Copie revêtue de la formule Exécutoire
délivrée le :
à :
Copies délivrées le :
à :
RAPPEL DES FAITS
Par acte sous seing privé en date du 27 août 2010 -prenant effet le 30 août 2010- l’Office Public de l’Habitat LOGEMLOIRET a donné en location à Madame [C] [M] un bien à usage d’habitation de type 4 situé [Adresse 3] moyennant un loyer mensuel de 471,89 euros hors charges, payable d’avance le 1er de chaque mois.
Des loyers et charges étant demeurés impayés par Madame [C] [M], la société LOGEMLOIRET a fait signifier le 13 novembre 2023 à cette dernière un commandement de payer visant la clause résolutoire pour un montant en principal de 1.437,37 euros et de justifier de l’assurance « risques locatifs ».

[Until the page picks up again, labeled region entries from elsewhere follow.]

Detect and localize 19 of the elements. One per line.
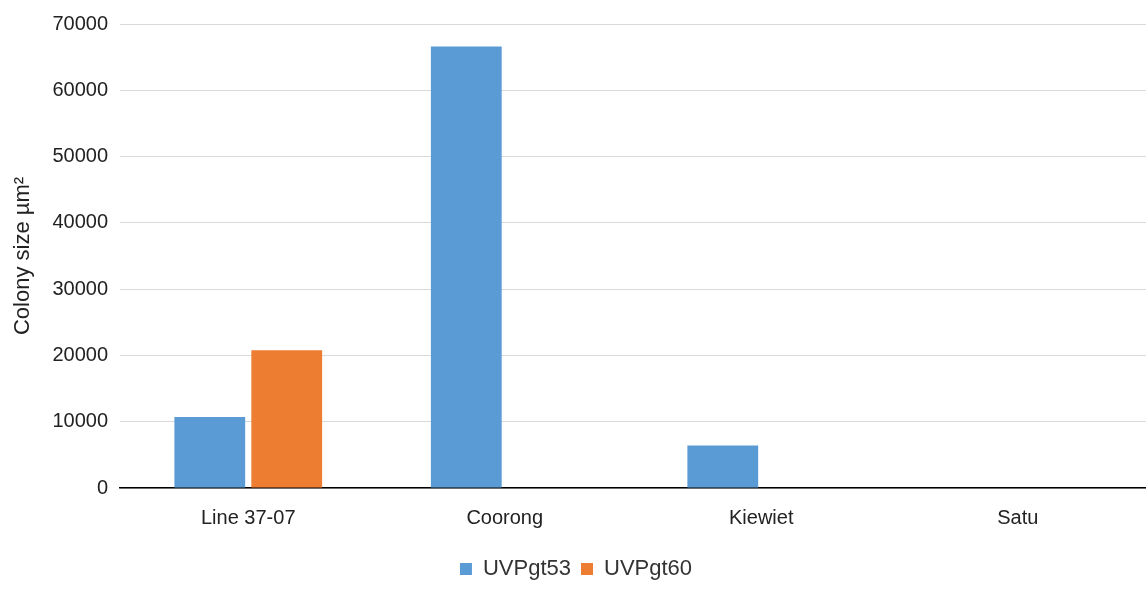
legend-label: UVPgt60: [604, 555, 693, 581]
x-tick-label: Kiewiet: [729, 505, 794, 528]
bar: [251, 350, 323, 488]
x-tick-label: Coorong: [466, 505, 544, 528]
y-tick-label: 40000: [52, 210, 109, 233]
y-tick-label: 70000: [52, 11, 109, 34]
x-tick-label: Line 37-07: [201, 505, 296, 528]
y-tick-label: 30000: [52, 276, 109, 299]
bar: [174, 417, 246, 488]
bar: [430, 46, 502, 488]
x-tick-label: Satu: [997, 505, 1039, 528]
y-tick-label: 0: [96, 475, 109, 498]
y-tick-label: 50000: [52, 144, 109, 167]
y-axis-title: Colony size µm²: [9, 176, 35, 336]
y-tick-label: 10000: [52, 409, 109, 432]
legend-label: UVPgt53: [482, 555, 572, 581]
y-tick-label: 60000: [52, 77, 109, 100]
y-tick-label: 20000: [52, 342, 109, 365]
bar: [687, 445, 759, 488]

A défaut de règlement des causes dudit commandement par la locataire en place, la société LOGEMLOIRET a, par acte d’huissier du 15 février 2024, fait assigner -avec dénonciation par voie électronique à la Préfecture du Loiret le 19 février 2024- Madame [C] [M] devant le juge des contentieux de la protection du tribunal judiciaire d’Orléans aux fins suivantes :
Tenter de concilier les parties si faire se peut, et à défaut,
constater la résiliation de plein droit du bail consenti le 27 août 2010 à Madame [C] [M] par l’acquisition de la clause résolutoire en vertu des articles 24 et 7g de la loi du 6 juillet 1989 et ordonner son expulsion et de tous occupants de son chef, avec au besoin le concours de la [Localité 4] Publique et d’un serrurier aux termes de l’article L411-1 du code des procédures civiles d’exécution ;condamner Madame [C] [M] à payer la somme de 1.779,26 euros en principal au titre des loyers et charges en application de l’article 1728 du code civil avec intérêts au taux légal à compter de l’assignation en vertu des articles 1153-1 et 1155 du code civil ; condamner Madame [C] [M] à produire l’attestation d’assurance sous 8 jours à compter de la signification de la décision à intervenir ;condamner Madame [C] [M] au paiement d’une indemnité d’occupation mensuelle égale au montant des loyers et des charges à compter de la résiliation du bail par acquisition de la clause résolutoire et ce, jusqu’à effective libération des locaux, en vertu de l’obligation de réparer le préjudice subi du fait d’une occupation sans droit ni titre conformément à l’article 1760 du code civil ; condamner Madame [C] [M] au paiement d’une somme de 400,00 euros en vertu de l’article 700 du Code de procédure civile pour participation aux frais exposés par le demandeur et que l’équité impose de ne pas laisser supporter ;condamner Madame [C] [M] aux entiers dépens de l’instance comprenant le coût du commandement de payer et de l’assignation en vertu de l’article 696 du code de procédure civile.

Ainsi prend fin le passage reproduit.